10 angles d’analyse d’un jeu vidéo

Pour analyser un jeu vidéo suivant les objectifs qu’on s’est fixé, on peut considérer différents éléments dans le jeu. Je propose ici dix grands aspects intéressants pour une analyse. Cette liste n’est bien évidemment pas exhaustive: chaque analyse pourrait en fait avoir son propre type. Comme pour une analyse de film, chaque analyse d’un jeu vidéo va prendre en compte les éléments qui s’appliquent à sa question de recherche et qui peuvent combiner différents angles proposés ici.

Un seul jeu peut être approché sous différents angles. Notre exemple aujourd’hui sera Dragon Age: Origins (BioWare, 2009).

1. L’analyse stylistique

Le type d’analyse qui est sans doute le plus répandu est l’analyse stylistique. En fait, presque chaque type d’analyse passe plus ou moins aussi par une analyse stylistique. Je m’inspire de ce type d’analyse dans les études cinématographiques (Bordwell et Thompson 2000, p. 434-437) pour l’appliquer au jeu vidéo.

L’analyste se posera d’abord la question: quelles sont les caractéristiques formelles remarquables (images, sons, règles, jouabilité, interface matérielle, etc.) du jeu? Ces caractéristiques sont remarquables lorsqu’elles sortent de l’ordinaire par rapport à leur contexte historique ou par rapport à une norme comme le genre. Ensuite, pour chacune de ces caractéristiques, on cherchera à identifier une fonction qu’elles peuvent jouer dans l’expérience du joueur.

On pourrait, par exemple, s’intéresser au rôle du son dans l’expérience de Dragon Age: Origins, notamment au niveau de la voix. Quelle fonction a, par exemple, la voix du personnage principal qui encourage les autres en combat alors qu’elle ne se fait jamais entendre dans les dialogues?

2. L’analyse de l’espace-temps

On peut aussi analyser l’espace-temps. Les univers fictionnels des jeux vidéo sont parfois extrêmement complexes et ouverts, permettant aux joueurs d’explorer la grandeur d’un royaume ou, au contraire, de se limiter à un long corridor sans possibilité de dériver d’un chemin préétabli.
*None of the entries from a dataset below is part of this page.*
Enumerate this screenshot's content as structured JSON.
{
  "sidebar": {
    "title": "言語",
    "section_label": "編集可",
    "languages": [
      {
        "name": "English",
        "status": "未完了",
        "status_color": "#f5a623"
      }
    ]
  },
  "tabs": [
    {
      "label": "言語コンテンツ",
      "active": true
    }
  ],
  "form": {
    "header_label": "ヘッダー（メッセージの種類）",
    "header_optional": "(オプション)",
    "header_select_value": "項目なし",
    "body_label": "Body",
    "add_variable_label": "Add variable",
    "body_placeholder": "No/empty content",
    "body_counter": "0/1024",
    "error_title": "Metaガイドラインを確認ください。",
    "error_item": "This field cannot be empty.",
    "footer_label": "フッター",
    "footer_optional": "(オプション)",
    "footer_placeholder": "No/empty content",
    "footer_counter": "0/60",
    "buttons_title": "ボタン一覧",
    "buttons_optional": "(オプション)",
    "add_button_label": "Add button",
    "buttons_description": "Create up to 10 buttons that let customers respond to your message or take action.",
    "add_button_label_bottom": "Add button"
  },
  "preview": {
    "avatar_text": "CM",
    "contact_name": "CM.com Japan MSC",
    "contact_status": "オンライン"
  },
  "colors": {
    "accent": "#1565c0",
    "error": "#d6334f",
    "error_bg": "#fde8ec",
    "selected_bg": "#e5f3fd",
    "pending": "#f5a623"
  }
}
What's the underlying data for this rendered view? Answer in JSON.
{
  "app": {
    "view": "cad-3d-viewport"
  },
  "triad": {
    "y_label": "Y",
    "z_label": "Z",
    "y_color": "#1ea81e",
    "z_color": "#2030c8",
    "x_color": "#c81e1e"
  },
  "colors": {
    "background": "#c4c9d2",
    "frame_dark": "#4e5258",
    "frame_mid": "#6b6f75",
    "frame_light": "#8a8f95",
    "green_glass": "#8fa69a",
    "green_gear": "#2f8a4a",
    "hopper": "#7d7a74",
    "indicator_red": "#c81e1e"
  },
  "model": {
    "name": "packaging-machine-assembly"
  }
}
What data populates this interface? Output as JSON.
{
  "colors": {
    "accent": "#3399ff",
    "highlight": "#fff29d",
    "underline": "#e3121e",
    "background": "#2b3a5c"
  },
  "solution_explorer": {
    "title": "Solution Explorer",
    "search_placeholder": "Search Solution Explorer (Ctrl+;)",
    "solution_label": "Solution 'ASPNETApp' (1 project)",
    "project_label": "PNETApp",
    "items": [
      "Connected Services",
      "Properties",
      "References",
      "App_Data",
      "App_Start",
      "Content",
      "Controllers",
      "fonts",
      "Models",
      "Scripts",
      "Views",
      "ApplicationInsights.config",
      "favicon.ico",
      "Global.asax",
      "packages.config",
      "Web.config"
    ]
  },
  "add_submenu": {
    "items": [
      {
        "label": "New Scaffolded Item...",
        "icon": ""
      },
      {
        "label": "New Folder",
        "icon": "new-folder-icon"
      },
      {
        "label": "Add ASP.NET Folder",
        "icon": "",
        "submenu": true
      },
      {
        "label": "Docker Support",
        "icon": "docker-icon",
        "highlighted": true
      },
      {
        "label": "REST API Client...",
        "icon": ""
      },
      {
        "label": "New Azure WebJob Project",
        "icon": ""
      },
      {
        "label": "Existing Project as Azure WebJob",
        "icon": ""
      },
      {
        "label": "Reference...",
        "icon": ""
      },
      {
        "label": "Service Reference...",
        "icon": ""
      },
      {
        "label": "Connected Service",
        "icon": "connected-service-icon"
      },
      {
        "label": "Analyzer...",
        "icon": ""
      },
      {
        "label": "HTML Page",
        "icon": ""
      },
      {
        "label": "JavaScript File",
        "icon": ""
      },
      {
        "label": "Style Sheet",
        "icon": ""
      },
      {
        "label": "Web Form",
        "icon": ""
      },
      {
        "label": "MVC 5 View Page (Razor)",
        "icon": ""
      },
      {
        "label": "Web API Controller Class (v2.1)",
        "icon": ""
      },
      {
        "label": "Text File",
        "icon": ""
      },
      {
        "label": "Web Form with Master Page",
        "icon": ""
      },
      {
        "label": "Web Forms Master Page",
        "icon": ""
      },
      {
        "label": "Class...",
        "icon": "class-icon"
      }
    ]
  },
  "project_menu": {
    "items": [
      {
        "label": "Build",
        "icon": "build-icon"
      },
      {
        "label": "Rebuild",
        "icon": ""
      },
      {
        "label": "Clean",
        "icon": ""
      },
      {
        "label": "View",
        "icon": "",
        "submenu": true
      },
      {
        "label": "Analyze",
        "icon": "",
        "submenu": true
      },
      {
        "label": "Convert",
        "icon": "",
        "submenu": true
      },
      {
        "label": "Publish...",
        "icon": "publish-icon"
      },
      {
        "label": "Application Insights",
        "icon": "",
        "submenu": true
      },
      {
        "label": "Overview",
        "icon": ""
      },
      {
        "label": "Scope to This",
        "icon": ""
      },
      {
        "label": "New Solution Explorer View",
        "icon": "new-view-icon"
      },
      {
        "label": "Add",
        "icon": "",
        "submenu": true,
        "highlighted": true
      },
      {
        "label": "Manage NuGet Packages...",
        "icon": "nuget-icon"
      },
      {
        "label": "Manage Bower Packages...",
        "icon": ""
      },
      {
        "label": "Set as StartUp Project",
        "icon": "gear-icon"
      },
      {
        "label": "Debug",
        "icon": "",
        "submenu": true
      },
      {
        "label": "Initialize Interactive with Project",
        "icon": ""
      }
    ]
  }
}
L’espace de Dragon Age est particulier: chaque lieu est fermé et séparé des autres par une carte. Son équipe n’aura d’ailleurs qu’un maximum de quatre personnages à la fois, les autres étant considérés dans un « camp » dont l’espace-temps lui-même est flou…

Le temps a aussi sa propre logique. Dragon Age offre des combats où l’action se déroule en temps réel, tout en permettant au joueur de mettre sur pause le temps de donner des ordres à ses personnages. Pour qu’une décision du joueur s’applique, il doit repartir le compteur et, s’il voit que la situation s’envenime, il peut toujours le stopper encore une fois.

3. L’analyse du genre

Pour mieux comprendre les jeux vidéo, il faut aussi comprendre la logique commerciale et rhétorique du genre. Un jeu va se vendre avec des étiquettes complexes permettant de préparer plus ou moins efficacement le joueur à son expérience: jeu de rôle, jeu de stratégie, jeu de tir, etc.

On peut se poser notamment les questions suivantes: dans quel genre ou quelle tradition s’inscrit le jeu analysé? Est-il un cas typique de ce genre ou en rupture avec les autres?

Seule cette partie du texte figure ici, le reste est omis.